Daughter Doesn't Get Along with Her Brother - ADHD Related?

Updated on December 27, 2012
L.S. asks from Anoka, MN
19 answers

My 11 year old daughter has a 3 1/2 year old brother on her dad's side. She does not want to be at her dads house because of him. She says he whines, screams, hits and it annoys her. She said she can't focus on anything there because of all the noise he makes so she tends to hide out in her bedroom to avoid him. Her irritation shows when she talks about her brother and I'll admit it can be ugly. Quite often she ends up getting in trouble as a result of being mean to him.

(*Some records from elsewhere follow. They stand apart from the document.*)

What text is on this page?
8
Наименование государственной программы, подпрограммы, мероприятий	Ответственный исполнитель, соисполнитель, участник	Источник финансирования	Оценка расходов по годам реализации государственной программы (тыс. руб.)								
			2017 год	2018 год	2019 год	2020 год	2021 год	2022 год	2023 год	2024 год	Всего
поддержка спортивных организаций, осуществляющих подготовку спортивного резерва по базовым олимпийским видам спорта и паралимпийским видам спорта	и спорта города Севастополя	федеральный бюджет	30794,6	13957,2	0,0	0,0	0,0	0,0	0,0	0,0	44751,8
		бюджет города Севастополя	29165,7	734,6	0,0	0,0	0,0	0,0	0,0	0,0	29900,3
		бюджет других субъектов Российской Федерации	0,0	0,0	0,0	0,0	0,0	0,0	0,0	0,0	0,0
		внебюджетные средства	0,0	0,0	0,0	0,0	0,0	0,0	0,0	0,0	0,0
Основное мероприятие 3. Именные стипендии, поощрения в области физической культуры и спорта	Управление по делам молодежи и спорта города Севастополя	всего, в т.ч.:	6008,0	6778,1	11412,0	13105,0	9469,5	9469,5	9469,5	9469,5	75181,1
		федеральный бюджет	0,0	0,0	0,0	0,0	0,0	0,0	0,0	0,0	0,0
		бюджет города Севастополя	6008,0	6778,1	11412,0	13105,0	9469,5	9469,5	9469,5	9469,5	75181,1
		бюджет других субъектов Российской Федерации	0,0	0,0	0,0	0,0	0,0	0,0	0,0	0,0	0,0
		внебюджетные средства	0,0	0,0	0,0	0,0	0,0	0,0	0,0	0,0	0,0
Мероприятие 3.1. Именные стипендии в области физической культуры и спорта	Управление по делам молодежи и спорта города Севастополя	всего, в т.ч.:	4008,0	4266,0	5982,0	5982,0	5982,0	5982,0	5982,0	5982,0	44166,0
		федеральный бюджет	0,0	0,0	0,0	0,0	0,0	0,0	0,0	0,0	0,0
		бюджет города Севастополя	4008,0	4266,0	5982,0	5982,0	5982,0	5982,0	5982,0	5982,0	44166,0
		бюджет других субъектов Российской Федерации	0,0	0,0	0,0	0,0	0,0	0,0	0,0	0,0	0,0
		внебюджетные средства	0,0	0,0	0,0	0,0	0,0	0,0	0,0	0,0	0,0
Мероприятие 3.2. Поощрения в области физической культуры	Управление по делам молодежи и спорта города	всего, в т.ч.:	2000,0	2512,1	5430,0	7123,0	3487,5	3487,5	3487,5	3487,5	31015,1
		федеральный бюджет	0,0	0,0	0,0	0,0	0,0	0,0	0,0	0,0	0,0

Her dad and his GF have very high expectations and it usually comes down to it being her responsibility to get along with him because he is only 3 and doesn't know better.

I am wondering if anyone else has sibling issues when one child has ADHD. I can't relate because she is the only child at home with me. She said she prefers being with me because it's quieter here. I have some issues with her, but not nearly the issues her dad has and he partly blames me saying I'm too lenient with her. In other words, I spoil her and make it difficult for him when she's at his house. I wouldn't necessarily say I spoil her, but she is the only one here, so naturally she gets all my attenion.

We have joint custody so she is alternates weeks at each parent's house. Her doctor said that ADHD kids usually do better in a homeschool situation because they have less distraction. I think this is why she prefers my house.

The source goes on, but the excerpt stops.